Weaving through people and minicarts, Lee May reaches the plate, smiles at the saleswoman on the other side, and picks up the biggest shrimp she can see. Then, taking a small bite and nodding at the saleswoman who smiles back, she excuses herself with genial politeness and steps out of the line she interrupted.

As quickly as possible without arousing suspicion, Lee May reaches the hair care aisle and carefully hides the sizeable remnant of the shrimp behind the tall bottles of FunChrome highlighter. Her heart is threatening to jump out of her chest, but the adrenaline wave is so high now it makes her feels invincible.

There is no way sketch comedy and hovertaps could ever make her feel this way. Hell, there is no way most of the synthetic opioids on the market could make her feel so alive. Lukas might; but that's not an option. She's a good person, too smart and too well adjusted, she's kind and decent and happy despite any unrequited feelings and fuck it all to hell, today is supposed to be all about getting away from her poster-child-for-Hallmark self. And she's having all these wrong thoughts that are swiftly killing her perfect buzz.

She wants it back.

The shopping adventure usually ends with a can of Melocola, useless sugar fizzing down her throat to cap the rebellious experience; but oh, look, today is a lucky day, the day of perfect opportunities, and Lee May makes up her mind in a split second.

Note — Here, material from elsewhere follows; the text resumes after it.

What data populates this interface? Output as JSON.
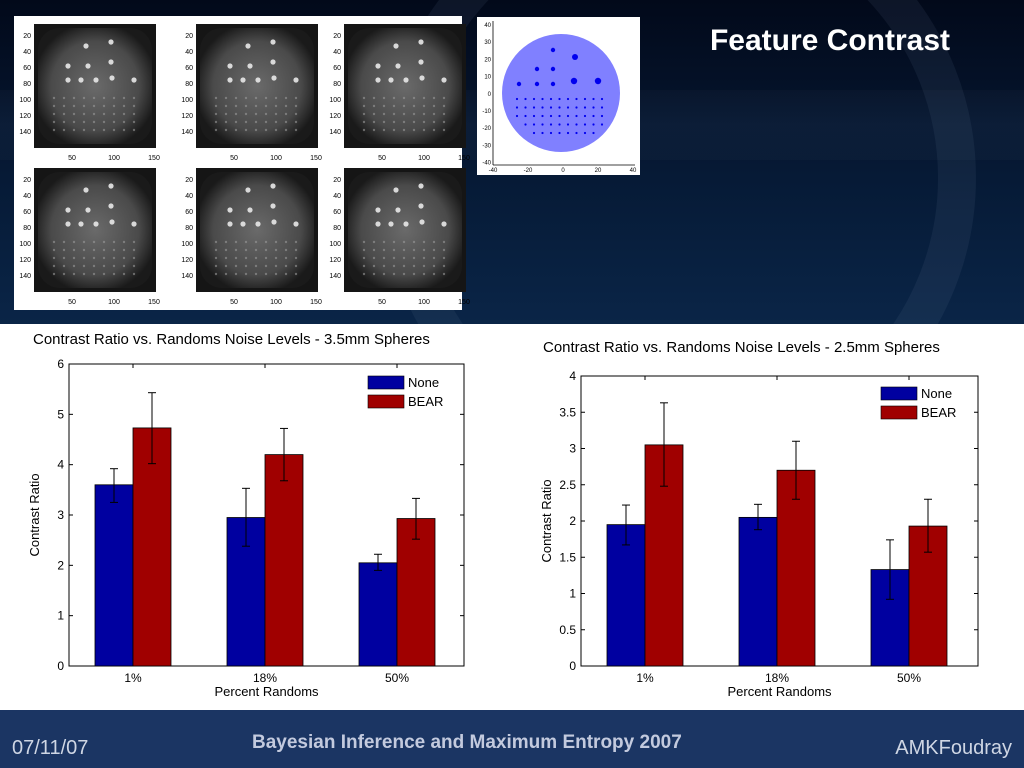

Almost as an afterthought, she picks up an unmarked bath ball out of the box someone else had opened, and puts it casually in her minicart -- under her coat. The cameras covering the checkout lines won't catch it when she slips the tiny ball into her coat pocket.

By the time Lee May steps out of the store and into the gray street of the rainy day, she is absolutely, totally, perfectly fucking happy.